Consent-driven data loss. Privacy regulations and browser-level tracking prevention mean you’re losing visibility on a growing percentage of your traffic. Cookie consent banners, ITP, ad blockers - each one removes a slice of your data. If you’re comparing this year’s numbers to last year’s without accounting for the growing measurement gap, your trend lines are misleading. Model the gap. Acknowledge it in your reports.

Running an A/B test you can actually trust

Your measurement framework is only as good as your ability to run clean experiments. Most A/B tests in marketing are statistically invalid - not because the math is hard, but because the execution is sloppy.

Three rules for tests that produce real signals:

Define the decision before you start. “If variant B beats variant A by at least 15% on conversion rate with 95% confidence, we’ll ship variant B.” Write this down before the test launches. If you decide what “winning” means after you see the results, you’re not testing - you’re storytelling.

Run to completion. Don’t peek at results on day three and call the test. Statistical significance requires a pre-determined sample size. Calculate it before launch. If your traffic volume means the test needs four weeks to reach significance, run it for four weeks. Early stopping inflates false positive rates dramatically.

Test one variable. If you change the headline, the button color, and the form layout simultaneously, you’ll know that “something” changed the conversion rate, but you won’t know what. Multivariate testing exists, but it requires much larger sample sizes. For most teams, sequential single-variable tests produce cleaner insights faster.

Where this fits in RECON

Data and tracking is one of four sub-areas within the Research stage of the Growth Recon framework, alongside ICP Mapping, the Language Audit, and the Adversarial Assessment. It feeds directly into The Source Doc - the single reference artifact that every downstream decision traces back to.

When you complete the data and tracking audit, you should have four deliverables: a validation document confirming your critical events fire correctly, a reconciliation showing where your systems disagree and why, an attribution confidence assessment that tells decision-makers what they can and can’t trust, and a coverage map showing where your funnel has blind spots.

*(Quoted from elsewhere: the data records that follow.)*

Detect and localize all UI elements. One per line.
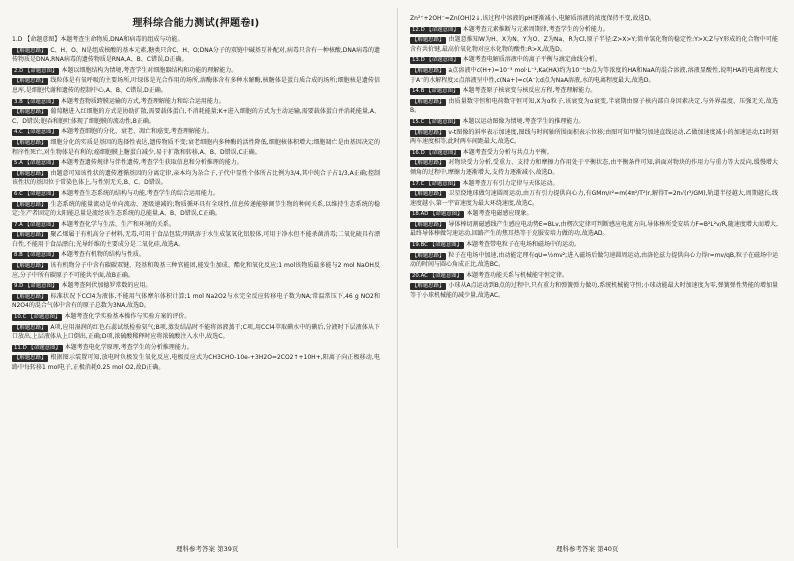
answer-text: 根据图示装置可知,放电时负极发生氧化反应,电极反应式为CH3CHO-10e-+3H2O=2CO2↑+10H+,阳离子向正极移动,电路中每转移1 mol电子,正极消耗0.25 mol O2,故D正确。: [12, 354, 380, 371]
answer-paragraph: [410, 281, 778, 300]
answer-paragraph: [410, 66, 778, 85]
answer-tag: 5.A 【命题意图】: [14, 160, 57, 167]
answer-paragraph: [12, 343, 380, 353]
answer-text: 该有机物分子中含有碳碳双键、羟基和羧基三种官能团,能发生加成、酯化和氧化反应;1 mol该物质最多能与2 mol NaOH反应,分子中所有碳原子不可能共平面,故B正确。: [12, 262, 380, 279]
answer-paragraph: [12, 158, 380, 168]
answer-text: 标准状况下CCl4为液体,不能用气体摩尔体积计算;1 mol Na2O2与水完全反应转移电子数为NA;常温常压下,46 g NO2和N2O4的混合气体中含有的原子总数为3NA,故选D。: [12, 292, 380, 310]
answer-paragraph: [12, 189, 380, 199]
answer-paragraph: [12, 107, 380, 126]
answer-text: 本题考查遗传规律与伴性遗传,考查学生获取信息和分析推理的能力。: [60, 159, 243, 167]
answer-text: 由题意推知W为H、X为N、Y为O、Z为Na、R为Cl,原子半径:Z>X>Y;简单氢化物的稳定性:Y>X;Z与Y形成的化合物中可能含有共价键,最高价氧化物对应水化物的酸性:R>X,故选D。: [410, 36, 778, 53]
answer-paragraph: [12, 312, 380, 322]
answer-paragraph: [12, 127, 380, 137]
answer-paragraph: [410, 251, 778, 270]
answer-text: 葡萄糖进入红细胞的方式是协助扩散,需要载体蛋白,不消耗能量;K+进入细胞的方式为主动运输,需要载体蛋白并消耗能量,A、C、D错误;胞吞和胞吐体现了细胞膜的流动性,B正确。: [12, 108, 380, 125]
answer-tag: 2.D 【命题意图】: [14, 67, 58, 74]
answer-text: 由题意可知该性状的遗传遵循基因的分离定律,亲本均为杂合子,子代中显性个体所占比例为3/4,其中纯合子占1/3,A正确;控制该性状的基因位于常染色体上,与性别无关,B、C、D错误。: [12, 169, 380, 187]
answer-tag: 【解题思路】: [412, 191, 445, 198]
answer-text: 本题考查化学实验基本操作与实验方案的评价。: [64, 313, 191, 321]
answer-text: 本题考查电解质溶液中的离子平衡与滴定曲线分析。: [462, 56, 601, 64]
answer-tag: 【解题思路】: [412, 160, 445, 167]
answer-paragraph: [410, 55, 778, 65]
answer-tag: 【解题思路】: [14, 324, 47, 331]
answer-paragraph: [410, 117, 778, 127]
answer-text: 本题考查功能关系与机械能守恒定律。: [466, 271, 569, 279]
answer-paragraph: [410, 128, 778, 147]
answer-tag: 8.B 【命题意图】: [14, 252, 57, 259]
answer-tag: 【解题思路】: [14, 355, 47, 362]
left-column-body: [12, 35, 380, 373]
answer-text: 本题以运动图像为情境,考查学生的推理能力。: [462, 117, 585, 125]
answer-text: 本题以细胞结构为情境,考查学生对细胞器结构和功能的理解能力。: [61, 66, 238, 74]
answer-tag: 20.AC 【命题意图】: [412, 272, 462, 279]
answer-text: A项,应用湿润的红色石蕊试纸检验氨气;B项,蒸发结晶时不能将溶液蒸干;C项,用CCl4萃取碘水中的碘后,分液时下层液体从下口放出,上层液体从上口倒出,正确;D项,浓硫酸稀释时应将浓硫酸注入水中,故选C。: [12, 323, 380, 341]
page-footer-right: 理科参考答案 第40页: [556, 545, 619, 553]
answer-tag: 12.D 【命题意图】: [412, 26, 459, 33]
answer-text: a点溶液中c(H+)=10⁻³ mol·L⁻¹,Ka(HA)约为10⁻⁵;b点为等浓度的HA和NaA的混合溶液,溶液显酸性,说明HA的电离程度大于A⁻的水解程度;c点溶液呈中性,c(Na+)=c(A⁻);d点为NaA溶液,水的电离程度最大,故选D。: [410, 66, 778, 84]
answer-paragraph: [12, 200, 380, 219]
answer-paragraph: [410, 148, 778, 158]
answer-text: 细胞分化的实质是基因的选择性表达,遗传物质不变;衰老细胞内多种酶的活性降低,细胞核体积增大;细胞凋亡是由基因决定的程序性死亡,对生物体是有利的;癌细胞膜上糖蛋白减少,易于扩散和转移,A、B、D错误,C正确。: [12, 138, 380, 156]
answer-paragraph: [12, 35, 380, 45]
answer-paragraph: [410, 25, 778, 35]
answer-tag: 【解题思路】: [14, 78, 47, 85]
answer-text: 由质量数守恒和电荷数守恒可知,X为α粒子,该衰变为α衰变,半衰期由原子核内部自身因素决定,与外界温度、压强无关,故选B。: [410, 97, 778, 115]
answer-paragraph: [410, 35, 778, 54]
answer-tag: 【解题思路】: [412, 283, 445, 290]
answer-text: 本题考查元素推断与元素周期律,考查学生的分析能力。: [462, 25, 609, 33]
answer-tag: 【解题思路】: [412, 252, 445, 259]
answer-tag: 【解题思路】: [412, 37, 445, 44]
answer-tag: 【解题思路】: [412, 129, 445, 136]
answer-tag: 7.A 【命题意图】: [14, 221, 57, 228]
answer-paragraph: [410, 14, 778, 24]
answer-tag: 13.D 【命题意图】: [412, 57, 459, 64]
answer-tag: 【解题思路】: [14, 139, 47, 146]
answer-text: 本题考查化学与生活、生产和环境的关系。: [60, 220, 175, 228]
answer-tag: 3.B 【命题意图】: [14, 98, 57, 105]
answer-paragraph: [12, 292, 380, 311]
answer-tag: 15.C 【命题意图】: [412, 118, 459, 125]
answer-paragraph: [12, 323, 380, 342]
answer-text: 本题考查生态系统的结构与功能,考查学生的综合运用能力。: [60, 189, 219, 197]
answer-tag: 【解题思路】: [412, 98, 445, 105]
answer-text: 卫星绕地球做匀速圆周运动,由万有引力提供向心力,有GMm/r²=m(4π²/T²)r,解得T=2π√(r³/GM),轨道半径越大,周期越长,线速度越小,第一宇宙速度为最大环绕速度,故选C。: [410, 190, 778, 207]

These deliverables don’t just serve the Research stage. They’re load-bearing for everything that follows. In the Expose stage, you’ll choose channels and allocate budget - decisions that depend entirely on whether you can measure what those channels produce. In the Convert stage, you’ll optimize funnel steps based on data that’s only useful if the tracking is accurate. In the Optimize stage, you’ll run experiments that need clean measurement to produce valid results. And in the Navigate stage, you’ll build the operating rhythm that keeps the system running - which requires metrics you can trust week over week.

Fix your tracking now, during Research, and every stage after it gets more efficient. Skip it, and you’ll spend the next six months making confident decisions based on numbers that were never right. The cost of bad data isn’t bad reports. It’s bad strategy - and by the time you notice, the budget is already spent.